Monday, March 10, 2014

My total failure



I have lots of issues.  Anyone who knows me personally knows that I am a total head case.  That being said .... I know I'm a head case so it's no big deal right?  Ha.  

I have a really hard time doing things I suck at - I usually avoid anything that I suck at.  I don't play cards, board games, go bowling, play mini-golf - stuff that any normal person would just do and enjoy.  I can't make myself enjoy them so I avoid them.  In college when boys would take me out on dates bowling or to play mini-golf I would end up yelling, swearing, throwing my clubs, etc.  SO EMBARRASSING and so lame of me.  Thank goodness Todd never took me bowling!
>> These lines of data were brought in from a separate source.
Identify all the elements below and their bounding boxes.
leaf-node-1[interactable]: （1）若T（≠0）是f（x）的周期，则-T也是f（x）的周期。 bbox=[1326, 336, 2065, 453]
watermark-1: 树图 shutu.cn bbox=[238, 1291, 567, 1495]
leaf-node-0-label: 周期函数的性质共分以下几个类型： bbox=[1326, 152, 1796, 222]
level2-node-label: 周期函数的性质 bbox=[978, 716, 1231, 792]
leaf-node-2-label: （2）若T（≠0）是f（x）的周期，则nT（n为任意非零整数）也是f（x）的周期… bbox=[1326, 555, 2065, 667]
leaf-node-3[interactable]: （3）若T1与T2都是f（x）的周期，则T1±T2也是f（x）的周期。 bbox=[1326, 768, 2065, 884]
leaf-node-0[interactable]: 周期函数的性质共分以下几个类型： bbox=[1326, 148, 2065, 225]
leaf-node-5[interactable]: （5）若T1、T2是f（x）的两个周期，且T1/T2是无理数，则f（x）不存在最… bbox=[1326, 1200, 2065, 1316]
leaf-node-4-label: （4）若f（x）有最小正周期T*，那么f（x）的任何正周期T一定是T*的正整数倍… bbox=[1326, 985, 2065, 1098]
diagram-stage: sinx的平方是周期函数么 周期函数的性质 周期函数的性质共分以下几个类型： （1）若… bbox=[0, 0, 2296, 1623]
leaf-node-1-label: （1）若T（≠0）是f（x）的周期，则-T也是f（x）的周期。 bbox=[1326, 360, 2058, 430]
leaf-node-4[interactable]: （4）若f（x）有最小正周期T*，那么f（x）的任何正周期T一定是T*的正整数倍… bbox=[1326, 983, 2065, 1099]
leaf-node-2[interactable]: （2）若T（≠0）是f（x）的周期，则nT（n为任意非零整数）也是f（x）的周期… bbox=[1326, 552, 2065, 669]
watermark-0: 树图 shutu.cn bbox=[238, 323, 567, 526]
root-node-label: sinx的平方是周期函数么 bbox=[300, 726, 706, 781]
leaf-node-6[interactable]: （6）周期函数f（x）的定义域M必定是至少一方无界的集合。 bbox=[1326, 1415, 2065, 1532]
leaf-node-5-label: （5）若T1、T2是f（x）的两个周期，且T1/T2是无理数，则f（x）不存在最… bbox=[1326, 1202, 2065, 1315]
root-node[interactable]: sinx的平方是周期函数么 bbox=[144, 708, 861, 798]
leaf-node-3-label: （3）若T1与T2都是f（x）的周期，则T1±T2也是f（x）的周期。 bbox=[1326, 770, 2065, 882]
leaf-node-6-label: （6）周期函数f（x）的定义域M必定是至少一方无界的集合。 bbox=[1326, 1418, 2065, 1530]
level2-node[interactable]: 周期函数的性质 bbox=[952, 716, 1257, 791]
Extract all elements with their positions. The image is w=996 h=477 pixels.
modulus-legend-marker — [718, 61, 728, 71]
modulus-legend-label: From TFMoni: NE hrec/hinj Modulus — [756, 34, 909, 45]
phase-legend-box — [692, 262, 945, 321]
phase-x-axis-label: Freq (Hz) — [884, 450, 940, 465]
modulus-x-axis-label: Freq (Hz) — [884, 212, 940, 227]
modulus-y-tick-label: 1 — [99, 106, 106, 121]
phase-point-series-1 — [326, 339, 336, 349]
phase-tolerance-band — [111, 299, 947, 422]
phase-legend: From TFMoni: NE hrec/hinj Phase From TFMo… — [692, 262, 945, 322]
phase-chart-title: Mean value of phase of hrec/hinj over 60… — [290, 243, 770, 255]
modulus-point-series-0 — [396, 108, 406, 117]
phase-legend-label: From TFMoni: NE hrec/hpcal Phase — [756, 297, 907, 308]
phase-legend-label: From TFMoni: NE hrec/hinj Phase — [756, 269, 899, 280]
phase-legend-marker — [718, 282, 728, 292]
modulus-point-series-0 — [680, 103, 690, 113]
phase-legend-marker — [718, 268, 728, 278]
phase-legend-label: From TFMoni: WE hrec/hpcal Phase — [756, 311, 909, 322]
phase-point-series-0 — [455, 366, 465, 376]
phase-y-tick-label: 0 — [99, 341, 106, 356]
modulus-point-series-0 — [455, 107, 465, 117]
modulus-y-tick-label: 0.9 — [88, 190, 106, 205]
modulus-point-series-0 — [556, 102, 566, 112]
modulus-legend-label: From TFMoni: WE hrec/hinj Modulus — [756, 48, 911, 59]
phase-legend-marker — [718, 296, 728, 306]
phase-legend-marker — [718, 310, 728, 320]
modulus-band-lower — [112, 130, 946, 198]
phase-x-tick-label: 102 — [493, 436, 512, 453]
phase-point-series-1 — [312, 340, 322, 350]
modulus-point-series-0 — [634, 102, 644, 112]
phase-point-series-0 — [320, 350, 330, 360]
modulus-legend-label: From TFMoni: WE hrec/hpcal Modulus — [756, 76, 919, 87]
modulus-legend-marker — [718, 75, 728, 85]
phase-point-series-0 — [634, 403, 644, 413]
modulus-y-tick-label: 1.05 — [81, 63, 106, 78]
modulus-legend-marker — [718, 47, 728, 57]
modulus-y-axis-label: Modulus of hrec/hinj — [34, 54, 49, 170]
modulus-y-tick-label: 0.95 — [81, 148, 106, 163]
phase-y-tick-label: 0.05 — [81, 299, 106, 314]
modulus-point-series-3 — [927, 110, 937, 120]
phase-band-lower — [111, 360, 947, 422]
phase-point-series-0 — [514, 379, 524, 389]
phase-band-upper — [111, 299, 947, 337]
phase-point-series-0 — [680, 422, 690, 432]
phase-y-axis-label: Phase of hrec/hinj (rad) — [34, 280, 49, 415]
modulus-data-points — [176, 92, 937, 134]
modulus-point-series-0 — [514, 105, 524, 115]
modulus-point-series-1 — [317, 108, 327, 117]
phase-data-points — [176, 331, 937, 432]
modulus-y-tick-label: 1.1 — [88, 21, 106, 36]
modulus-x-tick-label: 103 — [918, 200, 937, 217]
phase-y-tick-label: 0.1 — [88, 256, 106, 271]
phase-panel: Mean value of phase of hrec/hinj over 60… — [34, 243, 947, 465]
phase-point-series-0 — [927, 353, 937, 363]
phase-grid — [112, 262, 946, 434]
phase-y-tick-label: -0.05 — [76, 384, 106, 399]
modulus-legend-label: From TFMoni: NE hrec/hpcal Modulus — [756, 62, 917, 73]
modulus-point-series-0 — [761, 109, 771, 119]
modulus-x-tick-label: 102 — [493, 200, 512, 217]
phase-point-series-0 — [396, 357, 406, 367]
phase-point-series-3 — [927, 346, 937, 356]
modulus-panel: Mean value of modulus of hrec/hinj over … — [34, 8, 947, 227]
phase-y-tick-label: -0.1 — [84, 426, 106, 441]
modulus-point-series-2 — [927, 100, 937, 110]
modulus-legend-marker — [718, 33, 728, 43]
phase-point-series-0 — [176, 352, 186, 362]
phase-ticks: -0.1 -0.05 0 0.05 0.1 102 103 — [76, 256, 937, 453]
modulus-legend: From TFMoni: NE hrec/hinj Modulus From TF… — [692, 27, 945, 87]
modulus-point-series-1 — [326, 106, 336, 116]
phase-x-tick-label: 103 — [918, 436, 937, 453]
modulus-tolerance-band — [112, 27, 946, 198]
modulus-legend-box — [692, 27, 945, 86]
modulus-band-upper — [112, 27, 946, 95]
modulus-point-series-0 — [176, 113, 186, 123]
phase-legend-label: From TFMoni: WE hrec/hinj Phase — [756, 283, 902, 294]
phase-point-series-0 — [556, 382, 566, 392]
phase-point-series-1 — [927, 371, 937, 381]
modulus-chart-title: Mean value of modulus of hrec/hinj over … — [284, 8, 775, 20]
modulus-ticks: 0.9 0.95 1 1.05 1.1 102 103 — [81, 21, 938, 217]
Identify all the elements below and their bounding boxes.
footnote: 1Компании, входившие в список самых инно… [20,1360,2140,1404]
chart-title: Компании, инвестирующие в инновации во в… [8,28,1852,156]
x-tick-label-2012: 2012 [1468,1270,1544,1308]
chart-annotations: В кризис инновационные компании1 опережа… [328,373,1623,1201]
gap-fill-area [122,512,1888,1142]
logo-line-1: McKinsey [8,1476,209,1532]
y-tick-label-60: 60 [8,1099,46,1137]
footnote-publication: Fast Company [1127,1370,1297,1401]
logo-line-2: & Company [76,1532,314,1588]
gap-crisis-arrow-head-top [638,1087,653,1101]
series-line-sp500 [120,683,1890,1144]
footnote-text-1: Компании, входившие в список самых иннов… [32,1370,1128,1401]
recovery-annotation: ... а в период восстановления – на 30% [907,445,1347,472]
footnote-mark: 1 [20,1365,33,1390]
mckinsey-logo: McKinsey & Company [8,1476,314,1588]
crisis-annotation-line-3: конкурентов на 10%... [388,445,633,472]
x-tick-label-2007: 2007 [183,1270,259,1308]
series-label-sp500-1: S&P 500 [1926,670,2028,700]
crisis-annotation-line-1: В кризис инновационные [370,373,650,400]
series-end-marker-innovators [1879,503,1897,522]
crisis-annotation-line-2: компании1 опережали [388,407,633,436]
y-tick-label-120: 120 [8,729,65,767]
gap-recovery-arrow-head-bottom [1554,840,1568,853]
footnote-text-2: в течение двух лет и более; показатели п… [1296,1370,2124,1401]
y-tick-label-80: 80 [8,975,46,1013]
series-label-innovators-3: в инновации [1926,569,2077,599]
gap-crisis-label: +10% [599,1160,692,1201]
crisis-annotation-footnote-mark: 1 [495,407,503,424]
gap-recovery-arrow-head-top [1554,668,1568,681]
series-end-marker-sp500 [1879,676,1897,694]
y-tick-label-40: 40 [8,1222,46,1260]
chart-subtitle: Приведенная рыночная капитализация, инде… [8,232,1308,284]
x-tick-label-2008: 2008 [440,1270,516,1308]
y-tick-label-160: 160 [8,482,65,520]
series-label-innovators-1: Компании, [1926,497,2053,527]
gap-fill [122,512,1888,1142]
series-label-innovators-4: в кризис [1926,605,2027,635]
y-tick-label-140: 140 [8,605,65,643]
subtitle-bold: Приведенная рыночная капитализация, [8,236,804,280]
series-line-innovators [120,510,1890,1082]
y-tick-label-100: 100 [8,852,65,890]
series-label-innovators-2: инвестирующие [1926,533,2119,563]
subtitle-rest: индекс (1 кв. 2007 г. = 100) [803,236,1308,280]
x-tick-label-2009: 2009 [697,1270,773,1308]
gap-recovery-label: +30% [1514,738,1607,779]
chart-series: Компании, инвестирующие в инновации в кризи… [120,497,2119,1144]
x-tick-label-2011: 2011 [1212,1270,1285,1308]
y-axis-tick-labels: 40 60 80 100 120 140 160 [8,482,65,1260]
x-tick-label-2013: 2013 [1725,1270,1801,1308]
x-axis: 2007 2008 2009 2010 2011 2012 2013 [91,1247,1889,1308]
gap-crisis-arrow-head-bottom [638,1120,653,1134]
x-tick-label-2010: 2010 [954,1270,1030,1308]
Anyways....now that I have set the stage you'll see that putting it out there and signing up for the Crossfit Open this year is a big deal for me.  I've been really doing crossfit since November of last year and I am way stronger than when I started.  But, I've still got a long way to go.  I knew I wouldn't be able to "compete" in the open but I thought at least I'd be able to do some of every workout.  

The 14.1 WOD was:
Complete as many rounds and reps as possible in 10 minutes of:
30 double-unders
55-lb. power snatches, 15 reps

I got a score of 134.  I learned that I really need to work on my double unders. 

14.2 WOD was:
For as long as possible:
From 0:00-3:00
  2 rounds of:
  10 overhead squats, 95 / 65 lb.
  10 chest-to-bar pull-ups

From 3:00-6:00
  2 rounds of:
  12 overhead squats, 95 / 65 lb.
  12 chest-to-bar pull-ups

From 6:00-9:00
  2 rounds of:
  14 overhead squats, 95 / 65 lb.
  14 chest-to-bar pull-ups

Etc., following same pattern
 
I tried it last Friday morning and got a score 0.  Yep I can't overhead squat 65 lbs.  I tried and failed over and over for 3 minutes.  My previous PR for OHS was 33 lbs then Thursday night when the workout was announced one of my trainers worked with me and I got a new PR of 45lbs.  I still had to jump 20 more pounds the next day.  I tried on Friday morning and just couldn't get it.  I was so upset and mad at myself for not being able to do it.  I was in tears and was pissed off all day.  I went back to the gym that afternoon and worked on my OHS more but knew I was too fatigued to try again.  Then Saturday I worked on them again for another hour until my trainer sent me home because I was so fatigued.  I still couldn't get more than 45 lbs.  But my form was better and I could do 45 lbs multiple times in a row.   
 
This morning I gave it one more try.  I got a new PR of 55 lbs - which I am VERY happy about and gave it my all but didn't quite get that 65 lb OHS.  What am I learning from this workout?  Building muscles is important and takes time.  I am determined to have all my RX weights by this fall - and I'm going to work hard and eat right in order to get there.  I am not going to beat myself up over this.  I worked hard and gave it my all.  I read this article today and it solidified the feelings I already had about 14.2.
 
Most of my big hard fitness goals haven't come to me on my first try.  I felt the exact same amount of frustration last Friday as I did after the UV Marathon in 2012 when I missed qualifying for Boston by a 4 minutes.